Is it possible to use apoc.cloneSubgraphFromPaths (or similar) to clone a large graph in batches to prevent OOM?

Hi,

I am attempting to clone a pretty large subgraph (needs to support cloning millions of nodes).
Currently I have been utilizing apoc.cloneSubgraphFromPaths in the following manner:

MATCH path=(doc:Document)-[*]->(:Node)
WHERE id(doc) = 23398
WITH doc, collect(path) as paths
CALL apoc.refactor.cloneSubgraphFromPaths(paths) YIELD input, output, error
SET output:Temp
WITH output 
WHERE output:Document
RETURN id(output)

Which works great, except as the subgraph size increases the memory usage of the db gets pretty big to the point of hitting an OOM error and requiring the db to be restarted.
Currently I'm running the database within docker and giving it just 2GB of RAM with the plan to try stuff out on smaller data sets (few hundred thousand) and try and get it successfully cloning without exceeding that 2GB. The reasoning is I'd like to be able to clone a subgraph without worrying about it potentially running out of memory.

I have tried copying a method I found in this presentation (slide 45) to do the cloning in batches (the presentation uses the method to delete nodes):

WITH range(2, 54) AS highr
UNWIND highr AS i1
CALL apoc.periodic.commit(
    'MATCH (doc:Document) WHERE ID(doc) = 541714
     WITH range(0, 9999) AS lowr, doc
     UNWIND lowr AS i2
     WITH '+i1+' * 10000 + i2 AS id WHERE id < 542330
     MATCH path=(doc)-[*]->(n:Node)
     WITH doc, COLLECT(path) AS paths LIMIT 10000
     CALL apoc.refactor.cloneSubgraphFromPaths(paths) YIELD output, error
     SET output:Temp',
     {batchSize:10000}
) YIELD updates
RETURN []

Firstly, this just didn't work.
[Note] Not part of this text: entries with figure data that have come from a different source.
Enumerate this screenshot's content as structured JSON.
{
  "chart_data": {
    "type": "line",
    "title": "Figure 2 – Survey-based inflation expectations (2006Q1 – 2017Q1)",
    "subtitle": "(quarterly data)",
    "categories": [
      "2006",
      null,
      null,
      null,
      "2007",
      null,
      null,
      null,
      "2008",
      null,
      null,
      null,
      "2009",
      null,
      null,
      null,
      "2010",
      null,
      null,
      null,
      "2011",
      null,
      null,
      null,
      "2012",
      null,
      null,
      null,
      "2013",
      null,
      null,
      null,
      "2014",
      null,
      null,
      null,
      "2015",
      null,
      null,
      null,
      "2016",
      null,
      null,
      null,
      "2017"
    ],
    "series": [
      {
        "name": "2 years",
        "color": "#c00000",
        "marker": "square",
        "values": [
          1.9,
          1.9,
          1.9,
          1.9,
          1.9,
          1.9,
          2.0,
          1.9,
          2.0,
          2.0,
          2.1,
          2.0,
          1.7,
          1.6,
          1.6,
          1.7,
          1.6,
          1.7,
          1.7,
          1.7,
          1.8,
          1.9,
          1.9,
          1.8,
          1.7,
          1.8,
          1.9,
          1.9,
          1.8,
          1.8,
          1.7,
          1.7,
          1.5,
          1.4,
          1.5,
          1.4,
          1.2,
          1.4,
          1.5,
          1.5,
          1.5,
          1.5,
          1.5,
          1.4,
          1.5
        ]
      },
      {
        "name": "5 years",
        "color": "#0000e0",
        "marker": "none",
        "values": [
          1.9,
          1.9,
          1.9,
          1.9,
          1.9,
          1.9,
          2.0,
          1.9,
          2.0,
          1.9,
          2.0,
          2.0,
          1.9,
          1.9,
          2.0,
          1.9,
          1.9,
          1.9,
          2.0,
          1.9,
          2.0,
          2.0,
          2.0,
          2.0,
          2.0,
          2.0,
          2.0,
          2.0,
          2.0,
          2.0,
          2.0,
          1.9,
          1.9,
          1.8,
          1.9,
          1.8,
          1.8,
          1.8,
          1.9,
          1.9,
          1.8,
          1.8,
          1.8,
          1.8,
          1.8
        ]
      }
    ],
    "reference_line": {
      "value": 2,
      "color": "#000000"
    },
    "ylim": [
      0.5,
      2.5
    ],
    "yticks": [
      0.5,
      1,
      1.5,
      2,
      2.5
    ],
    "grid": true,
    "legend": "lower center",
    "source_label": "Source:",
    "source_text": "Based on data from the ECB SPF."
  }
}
After about 8s the query finishes and there are no cloned nodes.
Secondly, I realised a flaw in this approach (even if I got it working): relationships between nodes created in separate batches would not be created, and I see no obvious way to rectify that.

Is anybody aware of any graph algorithms / procedures I could utilize to try and achieve my goal?

I should note that taking the database down and using offline tools is not a feasible option, we'd like to do it "live".

Thanks in advance.

Did u get any solution? I am also facing the same issue

The code in the presentation that you reference implements an update of a collection of entities based on their range of internal identifiers. It splits the range into groups of 1000 and process each batch with apoc.periodic.commit. I don't see an application of this to your scenario. In your case, you have one subgraph you are updating that originates from one root node. Since the cloneSubgraphFromPaths procedures takes then entire collection of paths, I don't see how to batch it using apoc.periodic.commit.

Your memory issue as the size of the graph increases may be due to the size of the path data growing. Keep in mind that the collection of paths originating from a single root nodes and traversing to a terminal node will have a lot of redundant data, as paths can contain segments that are in common and a long path will result in multiple paths of length 1, 2, 3, etc, until the end of the path.

Anyway, maybe using cloneSubgraph will help, as it just needs the collection of unique nodes that comprise the subgraph. The nodes can be determined from one of the apoc.path procedures. I got the following to work with my own test data. Maybe it will help with your memory footprint, assuming the results are the same. Worth a try?

MATCH (doc:Document where id(doc) = 23398)
call apoc.path.subgraphNodes(doc, {labelFilter: "Node"}) yield node
WITH collect(node) as nodes
CALL apoc.refactor.cloneSubgraph(nodes) YIELD output
SET output:Temp
WITH output
WHERE output:Document
RETURN id(output)

What is the purpose of line 7? Do the subgraph nodes have labels 'Node' and 'Document'?